The native people of interior British Columbia did not sign treaties ceding their lands. The reserves of the Columbia Basin were created without benefit of treaties. As in the United States, the government reduced First Nation reserves several times. Furthermore, because they did not have their rights spelled out in treaties, aboriginal people found it hard to protect off-reserve rights. The follow are a selection of documents that have affected the First Nations of the Columbia Basin.
- The Royal Proclamation of 1763
The Royal Proclamation acknowledged aboriginal ownership of lands that had not been ceed to or purchased by the Crown:
And whereas it is just and reasonable, and essential to our Interest, and the Security of our Colonies, that the several Nations or Tribes of Indians with whom We are connected, and who live under our Protection, should not be molested or disturbed in the Possession of such Parts of Our Dominions and Territories as, not having been ceded to or purchased by Us, are reserved to them. or any of them, as their Hunting Grounds.
- The Oregon Treaty, 1846
This treaty between the United States and Great Britian set the boundary between the U.S. and Canada. As a result, it divided previously unified native people into those who lived south of the border, and came under the jurisdiction of the U.S., and those who lived north, and came under the control of Canada. This had a profound effect on native cultures in the border region and therefore the treaty is a watershed document in Indian and aboriginal history in the Columbia Basin. Suddenly, separate governments affected the lifeways of culturally similar tribal peoples.
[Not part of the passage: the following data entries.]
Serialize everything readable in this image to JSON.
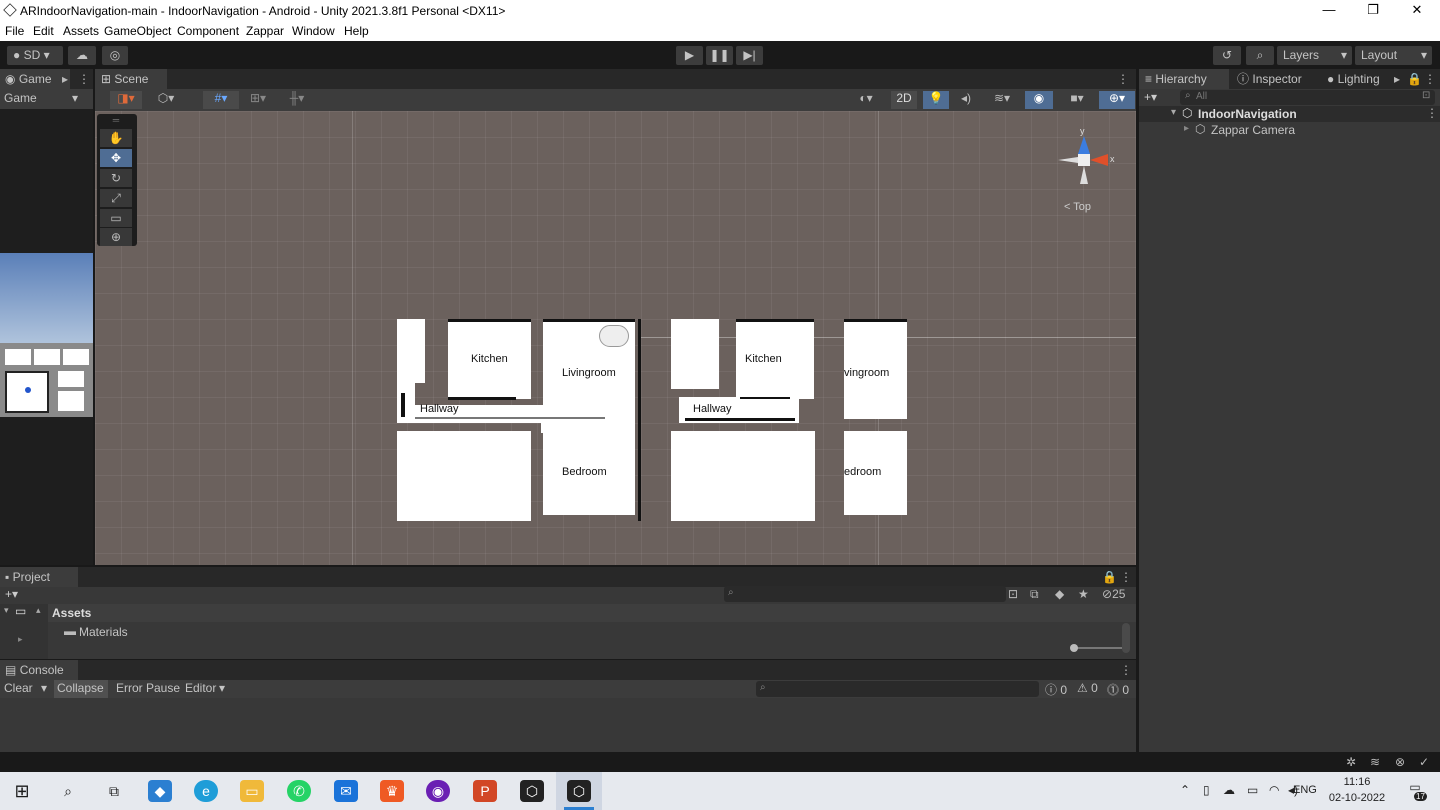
{
  "window": {
    "title": "ARIndoorNavigation-main - IndoorNavigation - Android - Unity 2021.3.8f1 Personal <DX11>",
    "minimize": "—",
    "maximize": "❐",
    "close": "✕"
  },
  "menu": [
    "File",
    "Edit",
    "Assets",
    "GameObject",
    "Component",
    "Zappar",
    "Window",
    "Help"
  ],
  "toolbar": {
    "account": "SD",
    "layers": "Layers",
    "layout": "Layout"
  },
  "game_panel": {
    "tab": "Game",
    "display": "Game"
  },
  "scene_panel": {
    "tab": "Scene",
    "mode_2d": "2D",
    "gizmo_view": "Top",
    "gizmo_x": "x",
    "gizmo_y": "y"
  },
  "floorplan": {
    "left": {
      "kitchen": "Kitchen",
      "livingroom": "Livingroom",
      "hallway": "Hallway",
      "bedroom": "Bedroom"
    },
    "right": {
      "kitchen": "Kitchen",
      "livingroom": "vingroom",
      "hallway": "Hallway",
      "bedroom": "edroom"
    }
  },
  "hierarchy": {
    "tabs": [
      "Hierarchy",
      "Inspector",
      "Lighting"
    ],
    "search_placeholder": "All",
    "root": "IndoorNavigation",
    "child": "Zappar Camera"
  },
  "project": {
    "tab": "Project",
    "hidden_count": "25",
    "folder_root": "Assets",
    "folder_child": "Materials"
  },
  "console": {
    "tab": "Console",
    "clear": "Clear",
    "collapse": "Collapse",
    "error_pause": "Error Pause",
    "editor": "Editor",
    "log_count": "0",
    "warn_count": "0",
    "error_count": "0"
  },
  "taskbar": {
    "language": "ENG",
    "time": "11:16",
    "date": "02-10-2022",
    "notifications": "17"
  }
}
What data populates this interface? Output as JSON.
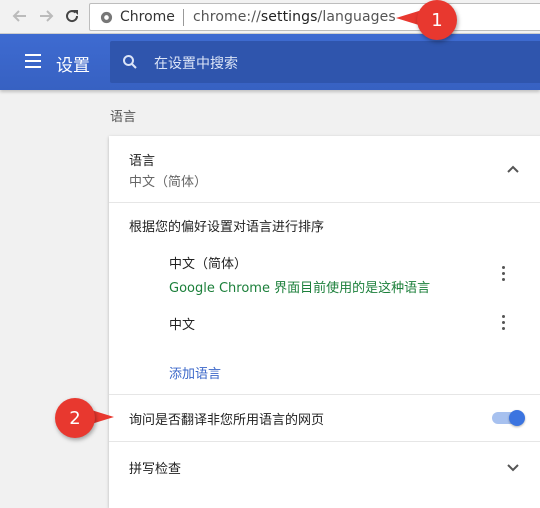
{
  "browser": {
    "omnibox": {
      "scheme_label": "Chrome",
      "url_prefix": "chrome://",
      "url_host": "settings",
      "url_path": "/languages"
    }
  },
  "callouts": [
    {
      "label": "1"
    },
    {
      "label": "2"
    }
  ],
  "settings": {
    "title": "设置",
    "search_placeholder": "在设置中搜索"
  },
  "section": {
    "heading": "语言"
  },
  "languages_card": {
    "language_row": {
      "title": "语言",
      "value": "中文（简体）"
    },
    "order_label": "根据您的偏好设置对语言进行排序",
    "items": [
      {
        "name": "中文（简体）",
        "note": "Google Chrome 界面目前使用的是这种语言"
      },
      {
        "name": "中文",
        "note": ""
      }
    ],
    "add_language_label": "添加语言",
    "translate_label": "询问是否翻译非您所用语言的网页",
    "translate_enabled": true,
    "spellcheck_label": "拼写检查"
  },
  "colors": {
    "accent": "#3b67c9",
    "callout": "#e8382f",
    "note_green": "#1b7f3a"
  }
}
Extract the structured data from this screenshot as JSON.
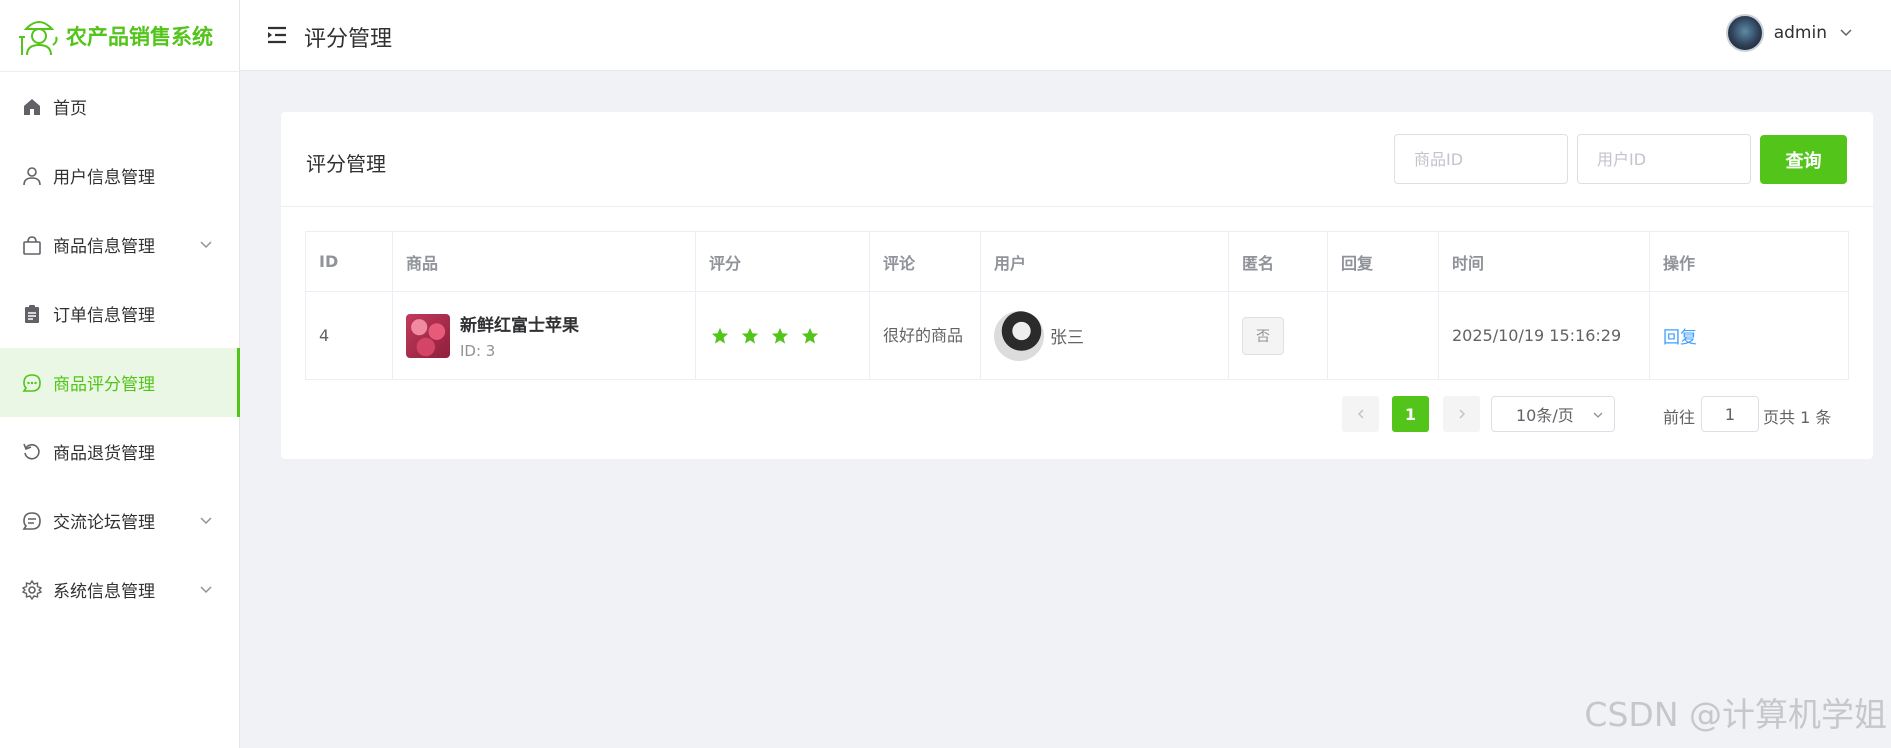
{
  "app": {
    "title": "农产品销售系统"
  },
  "sidebar": {
    "items": [
      {
        "label": "首页",
        "icon": "home-icon"
      },
      {
        "label": "用户信息管理",
        "icon": "user-icon"
      },
      {
        "label": "商品信息管理",
        "icon": "shopping-bag-icon",
        "expandable": true
      },
      {
        "label": "订单信息管理",
        "icon": "clipboard-icon"
      },
      {
        "label": "商品评分管理",
        "icon": "chat-dots-icon",
        "active": true
      },
      {
        "label": "商品退货管理",
        "icon": "refresh-icon"
      },
      {
        "label": "交流论坛管理",
        "icon": "message-icon",
        "expandable": true
      },
      {
        "label": "系统信息管理",
        "icon": "gear-icon",
        "expandable": true
      }
    ]
  },
  "header": {
    "title": "评分管理",
    "username": "admin"
  },
  "card": {
    "title": "评分管理",
    "search": {
      "product_id_placeholder": "商品ID",
      "user_id_placeholder": "用户ID",
      "button_label": "查询"
    }
  },
  "table": {
    "columns": [
      "ID",
      "商品",
      "评分",
      "评论",
      "用户",
      "匿名",
      "回复",
      "时间",
      "操作"
    ],
    "rows": [
      {
        "id": "4",
        "product_name": "新鲜红富士苹果",
        "product_id": "ID: 3",
        "rating": 4,
        "comment": "很好的商品",
        "user": "张三",
        "anonymous": "否",
        "reply": "",
        "time": "2025/10/19 15:16:29",
        "action": "回复"
      }
    ]
  },
  "pagination": {
    "current_page": "1",
    "page_size": "10条/页",
    "goto_label": "前往",
    "goto_value": "1",
    "total_label": "页共 1 条"
  },
  "watermark": "CSDN @计算机学姐",
  "colors": {
    "accent": "#52c41a",
    "link": "#409eff"
  }
}
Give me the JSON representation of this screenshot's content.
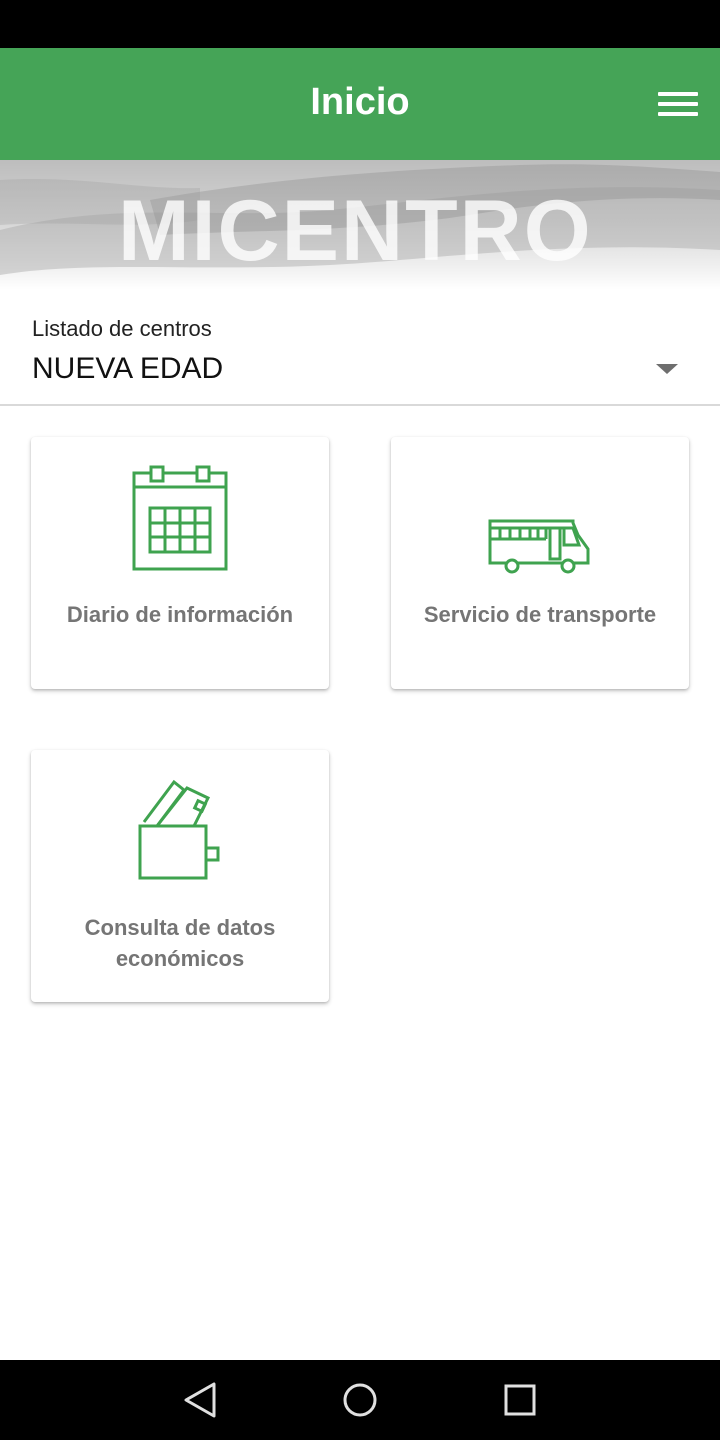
{
  "app_bar": {
    "title": "Inicio",
    "menu_icon": "hamburger-menu-icon",
    "background_color": "#45a457"
  },
  "banner": {
    "logo_text": "MICENTRO"
  },
  "center_select": {
    "label": "Listado de centros",
    "value": "NUEVA EDAD",
    "icon": "dropdown-arrow-icon"
  },
  "tiles": [
    {
      "label": "Diario de información",
      "icon": "calendar-icon"
    },
    {
      "label": "Servicio de transporte",
      "icon": "bus-icon"
    },
    {
      "label": "Consulta de datos económicos",
      "icon": "wallet-icon"
    }
  ],
  "nav_bar": {
    "icons": [
      "back-icon",
      "home-icon",
      "recent-apps-icon"
    ]
  },
  "accent_color": "#3fa34f"
}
- British North American Act, 1867
This document created a union of the British North American colonies by joining together the provinces of Canada (later to be divided into Ontario and Quebec), Nova Scotia, and New Brunswick. British Columbia would join the confederation in 1871.
- Indian Act
Subject to the terms of any treaty and any other Act of the Parliament of Canada, all laws of general application from time to time in force in any province are applicable to and in respect of Indians in the province, except to the extent that such laws are inconsistent with the Act or any order, rule, regulation or by-laws made thereunder, and except to the extent that such laws make provision for any matter for which provision is made by or under this Act.
- Fisheries Act
The British North American Act gave jurisdiction over the fisheries to the federal government which it exercises through the Fisheries Act. The courts have determined that, by-and-large, First Nations can be regulated by the Fisheries Act. Because the Fisheries Act provides separate regulations for each province, aboriginal people are treated differently in each region. Furthermore, provinces have the right, through the Constitution Act, to set seasons under which First Nations must abide.
- Columbia River Treaty, signed 1961, ratified 1964
The Columbia River Treaty between Canada and the United States provided for the development of four upper Columbia River Basin storage dams: Duncan (1967), Keenlyside (1968), Mica (1973), and Libby (1973). The reservoirs created by these dams largely benefited the U.S. which compensated Canada by agreeing to provide power and flood control.